United Kingdom Scans Travelers for Biometrics

On 29/04/2003 the UK Home Office announced plans to strengthen its border control policy by using new technologies. Under the new plans, passports of airline passengers traveling to the UK will be screened upon departure with new hi-tech biometric scanners able to instantly identify passengers posing a security risk.

The devices will "read" passports and other documents and check details against information held on international law enforcement databases. They will immediately identify anyone who is a known immigration or security risk, as well as detect forged or stolen documents.

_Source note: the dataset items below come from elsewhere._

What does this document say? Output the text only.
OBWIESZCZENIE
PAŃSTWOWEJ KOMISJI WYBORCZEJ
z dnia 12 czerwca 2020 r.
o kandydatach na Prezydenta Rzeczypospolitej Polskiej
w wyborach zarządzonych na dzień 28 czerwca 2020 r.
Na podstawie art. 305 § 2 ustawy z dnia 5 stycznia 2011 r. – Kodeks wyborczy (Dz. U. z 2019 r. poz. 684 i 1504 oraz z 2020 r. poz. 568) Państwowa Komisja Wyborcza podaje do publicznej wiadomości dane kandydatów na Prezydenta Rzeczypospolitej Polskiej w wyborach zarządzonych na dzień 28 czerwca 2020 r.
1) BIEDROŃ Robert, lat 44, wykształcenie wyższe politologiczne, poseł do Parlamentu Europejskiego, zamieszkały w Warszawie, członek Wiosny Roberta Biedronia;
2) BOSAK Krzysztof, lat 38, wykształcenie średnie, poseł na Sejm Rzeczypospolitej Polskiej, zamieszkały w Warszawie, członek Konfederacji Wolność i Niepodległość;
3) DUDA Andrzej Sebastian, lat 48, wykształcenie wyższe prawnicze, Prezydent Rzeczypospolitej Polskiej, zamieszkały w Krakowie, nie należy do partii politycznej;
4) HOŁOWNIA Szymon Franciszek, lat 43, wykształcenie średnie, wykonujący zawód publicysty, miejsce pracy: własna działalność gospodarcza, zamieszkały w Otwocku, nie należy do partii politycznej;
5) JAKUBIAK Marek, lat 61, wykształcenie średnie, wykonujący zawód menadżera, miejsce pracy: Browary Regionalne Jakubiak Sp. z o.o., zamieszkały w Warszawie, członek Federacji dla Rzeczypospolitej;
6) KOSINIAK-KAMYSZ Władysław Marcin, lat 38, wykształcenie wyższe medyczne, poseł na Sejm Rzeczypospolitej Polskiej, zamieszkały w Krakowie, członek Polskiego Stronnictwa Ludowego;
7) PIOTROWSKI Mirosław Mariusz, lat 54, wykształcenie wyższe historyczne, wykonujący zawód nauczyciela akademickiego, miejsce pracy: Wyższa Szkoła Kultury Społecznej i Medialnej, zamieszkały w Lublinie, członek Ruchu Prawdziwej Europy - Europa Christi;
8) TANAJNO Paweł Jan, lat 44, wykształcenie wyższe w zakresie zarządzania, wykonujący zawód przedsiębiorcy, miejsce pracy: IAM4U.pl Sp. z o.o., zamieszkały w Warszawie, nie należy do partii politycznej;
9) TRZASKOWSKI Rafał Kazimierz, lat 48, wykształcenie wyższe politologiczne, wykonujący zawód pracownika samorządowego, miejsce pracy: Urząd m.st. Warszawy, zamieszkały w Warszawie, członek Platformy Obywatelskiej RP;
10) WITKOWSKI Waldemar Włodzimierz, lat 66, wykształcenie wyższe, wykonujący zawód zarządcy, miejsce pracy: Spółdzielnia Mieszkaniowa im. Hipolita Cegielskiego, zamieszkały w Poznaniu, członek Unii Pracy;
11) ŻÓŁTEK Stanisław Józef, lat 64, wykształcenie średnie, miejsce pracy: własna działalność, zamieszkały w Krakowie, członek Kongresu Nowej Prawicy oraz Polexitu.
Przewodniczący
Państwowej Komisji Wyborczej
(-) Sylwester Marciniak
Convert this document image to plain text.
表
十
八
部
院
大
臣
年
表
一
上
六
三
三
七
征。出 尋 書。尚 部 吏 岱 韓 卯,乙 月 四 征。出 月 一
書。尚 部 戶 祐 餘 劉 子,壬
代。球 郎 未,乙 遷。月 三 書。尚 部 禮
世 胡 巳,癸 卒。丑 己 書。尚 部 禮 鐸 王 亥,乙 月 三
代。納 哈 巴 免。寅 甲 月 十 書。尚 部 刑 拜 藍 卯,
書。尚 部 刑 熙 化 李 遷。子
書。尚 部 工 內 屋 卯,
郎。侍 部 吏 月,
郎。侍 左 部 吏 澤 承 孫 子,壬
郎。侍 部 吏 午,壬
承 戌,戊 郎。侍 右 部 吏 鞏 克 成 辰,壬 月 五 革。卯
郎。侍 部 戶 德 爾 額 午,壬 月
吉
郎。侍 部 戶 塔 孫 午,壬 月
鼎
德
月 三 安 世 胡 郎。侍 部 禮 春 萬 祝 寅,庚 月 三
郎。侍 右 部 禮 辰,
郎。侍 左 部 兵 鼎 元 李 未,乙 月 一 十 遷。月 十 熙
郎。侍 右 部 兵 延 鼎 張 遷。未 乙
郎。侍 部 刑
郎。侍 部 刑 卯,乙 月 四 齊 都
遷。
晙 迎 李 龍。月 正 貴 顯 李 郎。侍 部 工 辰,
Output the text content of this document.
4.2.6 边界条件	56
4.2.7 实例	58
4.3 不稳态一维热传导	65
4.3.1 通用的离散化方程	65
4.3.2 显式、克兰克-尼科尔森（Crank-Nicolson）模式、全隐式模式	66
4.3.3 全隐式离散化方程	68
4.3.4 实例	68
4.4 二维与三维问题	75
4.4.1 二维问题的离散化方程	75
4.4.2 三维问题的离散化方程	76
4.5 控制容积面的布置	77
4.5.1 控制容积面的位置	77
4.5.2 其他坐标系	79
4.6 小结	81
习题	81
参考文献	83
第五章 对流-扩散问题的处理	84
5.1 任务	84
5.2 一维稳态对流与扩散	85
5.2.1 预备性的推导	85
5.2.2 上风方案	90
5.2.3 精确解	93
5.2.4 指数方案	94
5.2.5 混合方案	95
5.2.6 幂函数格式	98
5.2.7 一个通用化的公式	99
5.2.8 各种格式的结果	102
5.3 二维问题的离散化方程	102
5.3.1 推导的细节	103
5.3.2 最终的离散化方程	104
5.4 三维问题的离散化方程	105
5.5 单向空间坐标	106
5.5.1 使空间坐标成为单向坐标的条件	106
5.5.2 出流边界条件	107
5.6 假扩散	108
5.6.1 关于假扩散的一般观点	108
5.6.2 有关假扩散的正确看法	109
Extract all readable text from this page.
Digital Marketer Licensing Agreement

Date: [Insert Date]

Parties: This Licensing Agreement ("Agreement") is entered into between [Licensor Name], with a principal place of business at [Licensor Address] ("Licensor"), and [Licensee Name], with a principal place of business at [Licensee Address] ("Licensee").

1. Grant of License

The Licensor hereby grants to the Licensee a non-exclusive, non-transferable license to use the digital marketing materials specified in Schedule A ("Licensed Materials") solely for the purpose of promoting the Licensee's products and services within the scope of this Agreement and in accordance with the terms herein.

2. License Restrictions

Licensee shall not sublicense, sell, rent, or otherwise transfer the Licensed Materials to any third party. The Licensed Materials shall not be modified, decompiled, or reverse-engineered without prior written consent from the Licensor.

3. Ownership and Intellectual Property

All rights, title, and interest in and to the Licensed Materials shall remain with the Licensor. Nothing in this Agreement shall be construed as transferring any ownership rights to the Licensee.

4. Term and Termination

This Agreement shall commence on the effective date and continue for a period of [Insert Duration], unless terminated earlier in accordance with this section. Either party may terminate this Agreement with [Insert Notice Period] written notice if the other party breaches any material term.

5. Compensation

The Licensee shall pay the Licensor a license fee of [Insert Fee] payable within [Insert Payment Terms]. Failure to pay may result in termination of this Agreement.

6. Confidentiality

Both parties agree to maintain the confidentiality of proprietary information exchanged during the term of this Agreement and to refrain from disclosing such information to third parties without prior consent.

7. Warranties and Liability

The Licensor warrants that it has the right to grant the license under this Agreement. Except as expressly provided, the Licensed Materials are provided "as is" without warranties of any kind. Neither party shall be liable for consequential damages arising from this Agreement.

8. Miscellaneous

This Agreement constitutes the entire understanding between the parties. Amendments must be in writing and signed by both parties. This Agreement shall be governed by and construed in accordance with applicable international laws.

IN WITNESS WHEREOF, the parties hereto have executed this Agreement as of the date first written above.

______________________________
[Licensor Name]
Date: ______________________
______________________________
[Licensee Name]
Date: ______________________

11/06 - Biometric UK passports were introduced this year, using facial mapping information stored on a microchip, and more than a million have already been issued.

Swedish e-Passports

At the time of application for a new Swedish passport, a photograph and a signature from the applicant are captured in a Speed-Identity photo station, which is placed adjacent to the officer handling the passport application. The photo station verifies that the quality of the captured photo is in line with international standards, and that the photograph is suitable for verification by facial recognition software.

Identix Incorporated has been selected to deliver the facial enrollment solution for the new Swedish biometric passports to the Swedish National Police Board in Sweden.

Danish Electronic Passports

In October 2006 Denmark rolled out its new electronic passport scheme and hopes to have 250,000 passports issued by the end of the year and it is planned that approximately 800,000 will be issued every year.